David Dreier on Deliberative Democracy

Representative David Dreier (R-California), chair of the House Rules Committee, yesterday announced that he would retire from Congress at the end of his current term. Although it is common to criticize the institution, Dreier went out of his way to praise it:

Now, I take the unusual step of announcing it from here in the well of the House because I am a proud institutionalist. I believe that this institution is as great as it has ever been. Mr. Speaker, I announce it from here because, between the Rules Committee upstairs where you serve with me, Mr. Speaker pro tem, and the House floor, this is where the people of California sent me to represent them.
Now, as we look at the challenges that lie ahead, they are very, very great. I deliberated over this decision, and I have to say that 3 years ago I contemplated leaving at the end of that Congress, but ultimately made a decision that I wanted to continue to serve through this term. I wanted to do so in hopes that we would win the majority, with a goal of pursuing the four-point platform that I had always run on, that being the pursuit of a free economy, limited government, a strong national defense, and personal freedom. Mr. Speaker, I wanted to work with not just my Republican colleagues, but my Democratic colleagues as well, working in a bipartisan way to accomplish a number of things.
Now, I do believe, again, Mr. Speaker, that this is the greatest deliberative body known to man. We've got a great deal of work that lies ahead throughout this year. But I'm looking forward to following the Madisonian directive--that Members of Congress, after serving here, should go out and live with the laws that have passed. I will say that, as passionate as we've been pursuing a pro-growth jobs-creating agenda, I look forward to doing that myself as I move into the private sector next year.
Mr. Speaker, I will say that I want to express my appreciation. I want to express my appreciation, Mr. Speaker, to lots of people. Of course the volunteers, family and friends, supporters, and the people who have offered prayers for our country on a regular basis. I also want to, most important, express my appreciation, Mr. Speaker, to the people of California who, back in 1978, when I was 25 years old living in a dormitory at my alma mater, Claremont McKenna College, they gave me the nomination for my party, and it's been a very, very exciting time.
I also want to say, Mr. Speaker, that I express my appreciation to the very, very dedicated public servants in my office in California and my offices here in Washington for their commitment to do the best job possible to help me represent the people of California.

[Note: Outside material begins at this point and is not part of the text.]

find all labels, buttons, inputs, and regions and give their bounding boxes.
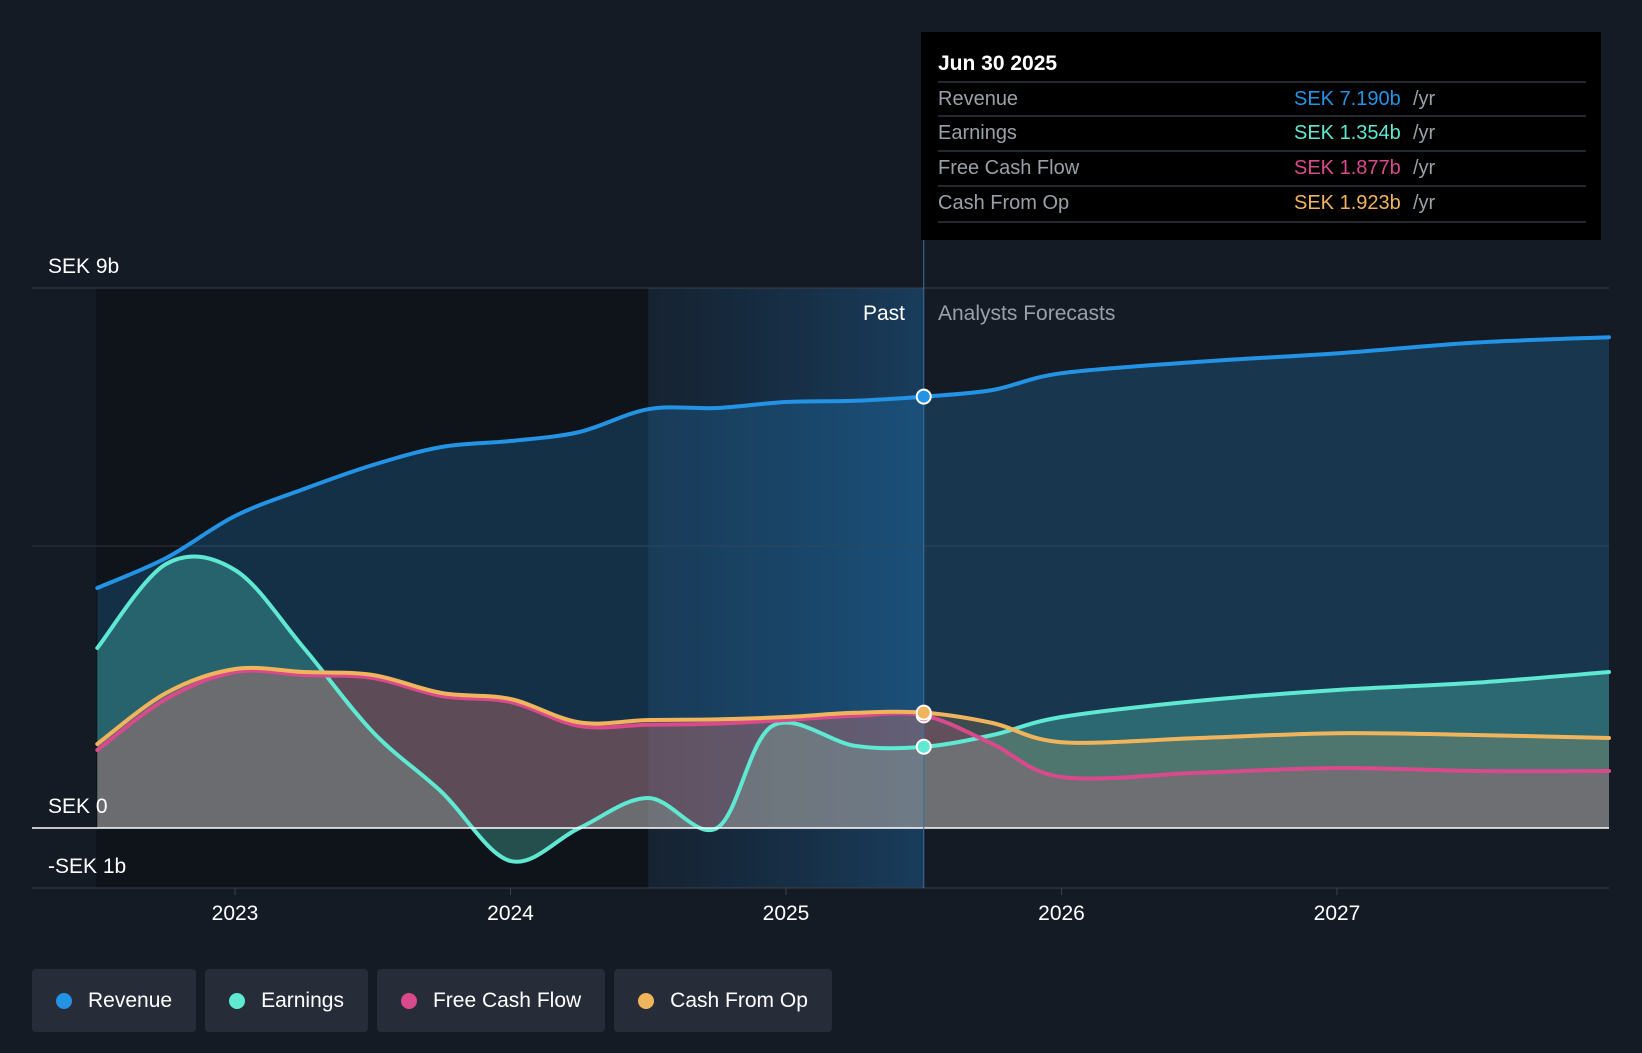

The reference to deliberation was appropriate. Throughout his career, Dreier has given a great deal of thought to the role of deliberation in the legislative branch.

Our chapter on Congress includes a Dreier quotation from Elizabeth Drew's 1996 book about the GOP takeover of Congress. In the Contract with America, House Republicans promised to bring a package of major bills to the House floor within the first 100 days of the session. "The thing that has troubled me about the whole Hundred Days concept is that we're trying to do too much too quickly.  We're going against the Founding Fathers. They wanted us to be deliberative."